Fearless indeed. Up until just before the start of World War II, it was dangerous to go to sea in a submarine, much less submerge in it. The old submarines of the 1920s, the O-, S-, and R-class boats, though vastly improved over the subs Charles Lockwood had once served in, were still nothing more than leaky rust buckets. Often their hatches didn’t seal properly, and as seawater sluiced into the boat through inch-wide gaps in the hatch’s knife edge, sub crews could only hope that sea pressure would eventually seal them, which it usually did, but not always. Then there was the stench of sweat, oily bilges, and stopped-up heads brimming with human waste. Back then sub sailors had to endure one-hundred-degree-plus temperatures, lack of air-conditioning, and choking diesel fumes. Things weren’t much different from what they were in Lockwood’s day. Stalwarts said that conditions like these built character and fostered camaraderie. No doubt they did, though with the advent of the modern fleet-type submarine in the late 1930s, conditions vastly improved for sub crews. More than shared hardship, the camaraderie fostered during World War II resulted from the shared experience of men fighting to defeat a vicious and pitiless enemy. The camaraderie that such experience engendered in submariners patrolling the Pacific Ocean was outside Sarah’s understanding. She knew only that Lawrence was committed to his profession and that he was determined to carry out his duties to the best of his ability. As close as she and Lawrence were, she could never share with him the closed world he was about to enter. When they parted early in November 1943, there was no way for either of them to know whether they would ever see each other again.

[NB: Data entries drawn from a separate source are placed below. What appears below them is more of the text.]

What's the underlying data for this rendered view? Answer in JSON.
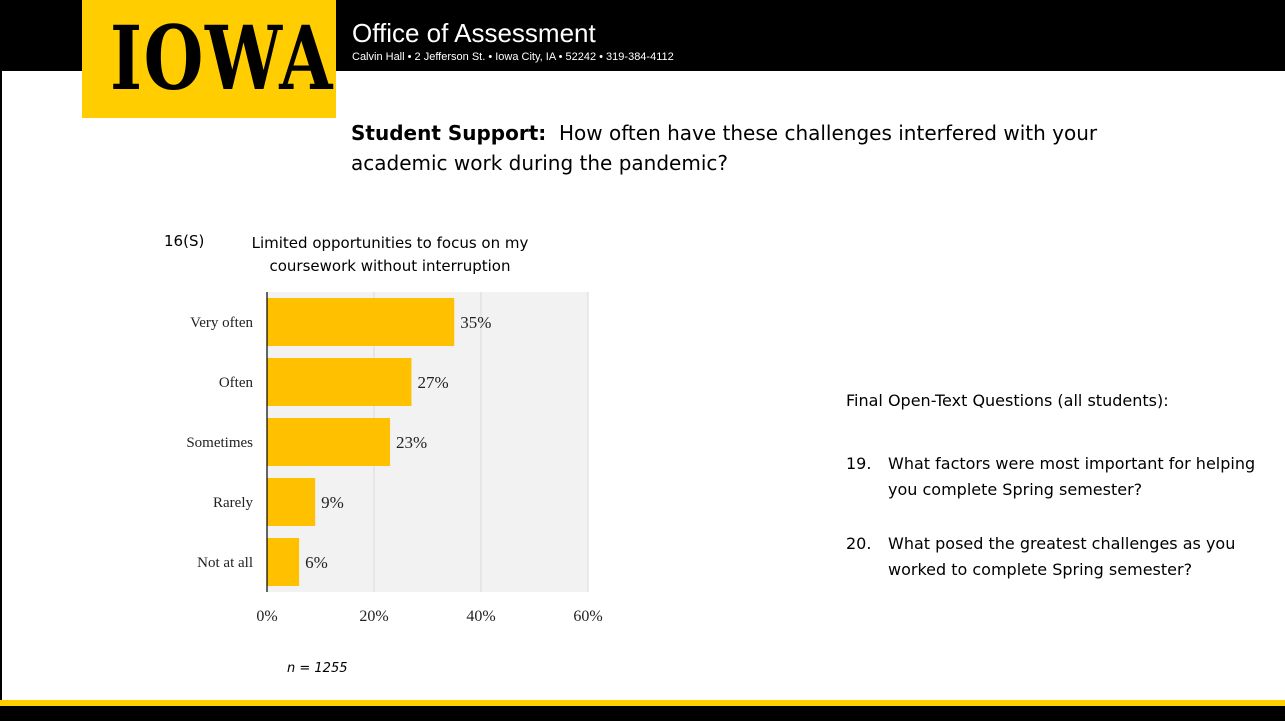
{
  "header": {
    "logo_text": "IOWA",
    "office_title": "Office of Assessment",
    "address": "Calvin Hall • 2 Jefferson St. • Iowa City, IA • 52242 • 319-384-4112"
  },
  "question": {
    "label": "Student Support:",
    "text": "How often have these challenges interfered with your academic work during the pandemic?"
  },
  "item_number": "16(S)",
  "colors": {
    "gold": "#FFCD00",
    "bar": "#FFC000",
    "black": "#000000",
    "plot_bg": "#F2F2F2"
  },
  "chart_data": {
    "type": "bar",
    "orientation": "horizontal",
    "title": "Limited opportunities to focus on my coursework without interruption",
    "categories": [
      "Very often",
      "Often",
      "Sometimes",
      "Rarely",
      "Not at all"
    ],
    "values": [
      35,
      27,
      23,
      9,
      6
    ],
    "value_labels": [
      "35%",
      "27%",
      "23%",
      "9%",
      "6%"
    ],
    "x_ticks": [
      "0%",
      "20%",
      "40%",
      "60%"
    ],
    "xlim": [
      0,
      60
    ],
    "grid": true,
    "note": "n = 1255"
  },
  "open_text": {
    "heading": "Final Open-Text Questions (all students):",
    "items": [
      {
        "num": "19.",
        "text": "What factors were most important for helping you complete Spring semester?"
      },
      {
        "num": "20.",
        "text": "What posed the greatest challenges as you worked to complete Spring semester?"
      }
    ]
  }
}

Edge departed from the West Coast on a lengthy sea voyage “down under,” to Australia. From Brisbane, he flew cross-country in an Australian National Airways DC-3. Days later, after arriving at the sprawling submarine base in Fremantle, he reported for duty to Submarine Squadron Sixteen.
The submarine base at Fremantle, on Australia’s western coast, bustled with activity. Submarines departed almost every day on war patrols, while others returned from patrols for refi
ts and crew rotations. A sense of urgency permeated every aspect of submarine operations, from the staff level down to the sailors chipping rust on the boats. Swept up in this urgency, Edge, with little time for rest after his long trip, reported to Admiral Christie’s ComSubSoWesPac operations staff to undergo a two-month crash course in submarine operations, logistics, ordnance, personnel, and much more.
Then, in late January 1944, in preparation for taking command of a submarine, Edge received orders to the USS Bluefish (SS-222) as executive officer. It was invaluable experience for a PCO, as an exec has responsibility for the day-to-day operations of the ship, including all the paperwork and personnel headaches that go with it, to say nothing of his duties as navigator and, in some boats, fire control and attack coordinator. Edge served in the Bluefish during two war patrols under two skippers: Commander George E. Porter and Commander Charles M. Henderson. They could not have had a better exec than Edge.